O comércio brasileiro atravessa uma contradição que desafia empresários e trabalhadores: ao mesmo tempo em que há milhões de pessoas desempregadas, faltam profissionais para preencher vagas em funções estratégicas do setor. As prateleiras estão abarrotadas de produtos, mas os balcões e sistemas de atendimento sofrem com a ausência de mão de obra qualificada.
Um levantamento recente mostrou que 57 das 100 principais funções do varejo estão com escassez de profissionais. A lista vai de operadores de telemarketing a analistas de negócios e profissionais de logística. Em comum, todas essas funções exigem habilidades técnicas e digitais que boa parte da mão de obra disponível não possui.
Esse descompasso ajuda a explicar por que o Brasil pode conviver, ao mesmo tempo, com quase 6 milhões de desempregados e um setor inteiro em busca de gente. Não é a falta de pessoas, mas a falta de pessoas com as competências necessárias.
O fenômeno já pressiona salários e aumenta os custos de operação das empresas. Para atrair e reter funcionários, muitas redes têm oferecido bônus por qualidade do serviço, vale-alimentação em dobro e contratos de trabalho mais flexíveis, como os de horistas. Mas, mesmo com incentivos extras, as vagas continuam sobrando.
Em 2023, o comércio empregava 10,5 milhões de trabalhadores e abriu 56 mil novas vagas em 2024. O ritmo é forte, mas insuficiente para acompanhar a transformação digital do setor, que hoje exige profissionais com conhecimentos em atendimento multicanal, integração de sistemas, análise de dados e logística avançada.
O impacto vai além das empresas: um varejo sem mão de obra suficiente perde produtividade, encarece suas operações e, inevitavelmente, tende a repassar os custos ao consumidor final. Isso significa risco de preços mais altos e menor competitividade.
Os números do setor de serviços ajudam a dimensionar o tamanho desse mercado. Segundo a Confederação Nacional de Serviços (CNS), ele já responde por 57% dos empregos formais do país. São 31,6 milhões de postos de trabalho em um universo de 55,6 milhões.
De janeiro a maio de 2025, o setor abriu 682 mil novos empregos — 333 mil em empresas e 118 mil nos serviços voltados às famílias. Os serviços de transportes somaram 107 mil vagas no período, enquanto os de informação criaram outras 31 mil.
O rendimento médio também chama atenção. No primeiro trimestre de 2025, o salário no setor foi de R$ 4.153,78 — valor 14,9% superior ao da média da economia e 18,9% maior que o da indústria de transformação. Um sinal claro de que, onde há mão de obra disponível e qualificada, há também espaço para valorização.

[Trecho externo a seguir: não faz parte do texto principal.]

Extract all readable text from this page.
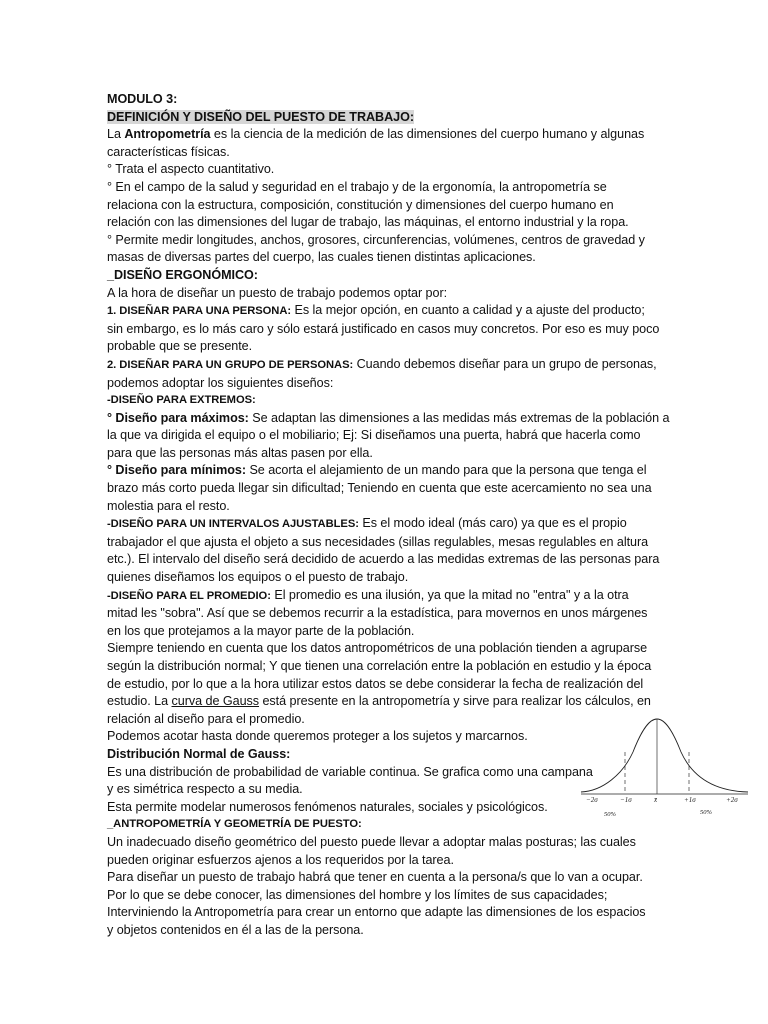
MODULO 3:
DEFINICIÓN Y DISEÑO DEL PUESTO DE TRABAJO:
La Antropometría es la ciencia de la medición de las dimensiones del cuerpo humano y algunas
características físicas.
° Trata el aspecto cuantitativo.
° En el campo de la salud y seguridad en el trabajo y de la ergonomía, la antropometría se
relaciona con la estructura, composición, constitución y dimensiones del cuerpo humano en
relación con las dimensiones del lugar de trabajo, las máquinas, el entorno industrial y la ropa.
° Permite medir longitudes, anchos, grosores, circunferencias, volúmenes, centros de gravedad y
masas de diversas partes del cuerpo, las cuales tienen distintas aplicaciones.
_DISEÑO ERGONÓMICO:
A la hora de diseñar un puesto de trabajo podemos optar por:
1. DISEÑAR PARA UNA PERSONA: Es la mejor opción, en cuanto a calidad y a ajuste del producto;
sin embargo, es lo más caro y sólo estará justificado en casos muy concretos. Por eso es muy poco
probable que se presente.
2. DISEÑAR PARA UN GRUPO DE PERSONAS: Cuando debemos diseñar para un grupo de personas,
podemos adoptar los siguientes diseños:
-DISEÑO PARA EXTREMOS:
° Diseño para máximos: Se adaptan las dimensiones a las medidas más extremas de la población a
la que va dirigida el equipo o el mobiliario; Ej: Si diseñamos una puerta, habrá que hacerla como
para que las personas más altas pasen por ella.
° Diseño para mínimos: Se acorta el alejamiento de un mando para que la persona que tenga el
brazo más corto pueda llegar sin dificultad; Teniendo en cuenta que este acercamiento no sea una
molestia para el resto.
-DISEÑO PARA UN INTERVALOS AJUSTABLES: Es el modo ideal (más caro) ya que es el propio
trabajador el que ajusta el objeto a sus necesidades (sillas regulables, mesas regulables en altura
etc.). El intervalo del diseño será decidido de acuerdo a las medidas extremas de las personas para
quienes diseñamos los equipos o el puesto de trabajo.
-DISEÑO PARA EL PROMEDIO: El promedio es una ilusión, ya que la mitad no "entra" y a la otra
mitad les "sobra". Así que se debemos recurrir a la estadística, para movernos en unos márgenes
en los que protejamos a la mayor parte de la población.
Siempre teniendo en cuenta que los datos antropométricos de una población tienden a agruparse
según la distribución normal; Y que tienen una correlación entre la población en estudio y la época
de estudio, por lo que a la hora utilizar estos datos se debe considerar la fecha de realización del
estudio. La curva de Gauss está presente en la antropometría y sirve para realizar los cálculos, en
relación al diseño para el promedio.
Podemos acotar hasta donde queremos proteger a los sujetos y marcarnos.
Distribución Normal de Gauss:
Es una distribución de probabilidad de variable continua. Se grafica como una campana
y es simétrica respecto a su media.
Esta permite modelar numerosos fenómenos naturales, sociales y psicológicos.
_ANTROPOMETRÍA Y GEOMETRÍA DE PUESTO:
Un inadecuado diseño geométrico del puesto puede llevar a adoptar malas posturas; las cuales
pueden originar esfuerzos ajenos a los requeridos por la tarea.
Para diseñar un puesto de trabajo habrá que tener en cuenta a la persona/s que lo van a ocupar.
Por lo que se debe conocer, las dimensiones del hombre y los límites de sus capacidades;
Interviniendo la Antropometría para crear un entorno que adapte las dimensiones de los espacios
y objetos contenidos en él a las de la persona.
−2σ	−1σ	x̄	+1σ	+2σ
50%	50%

No faturamento, a força do setor se repete. No acumulado até março de 2025, o crescimento foi de 7,5% em comparação ao mesmo período de 2024. O consumo se mantém aquecido e o segmento segue sendo motor de geração de riqueza.
Ainda assim, os bons números escondem a fragilidade. O avanço depende cada vez mais da digitalização e da transformação do modelo de negócios. Se não houver qualificação em escala suficiente, as oportunidades vão se transformar em gargalos, travando a expansão de um setor que responde por 1 em cada 5 empregos formais no Brasil.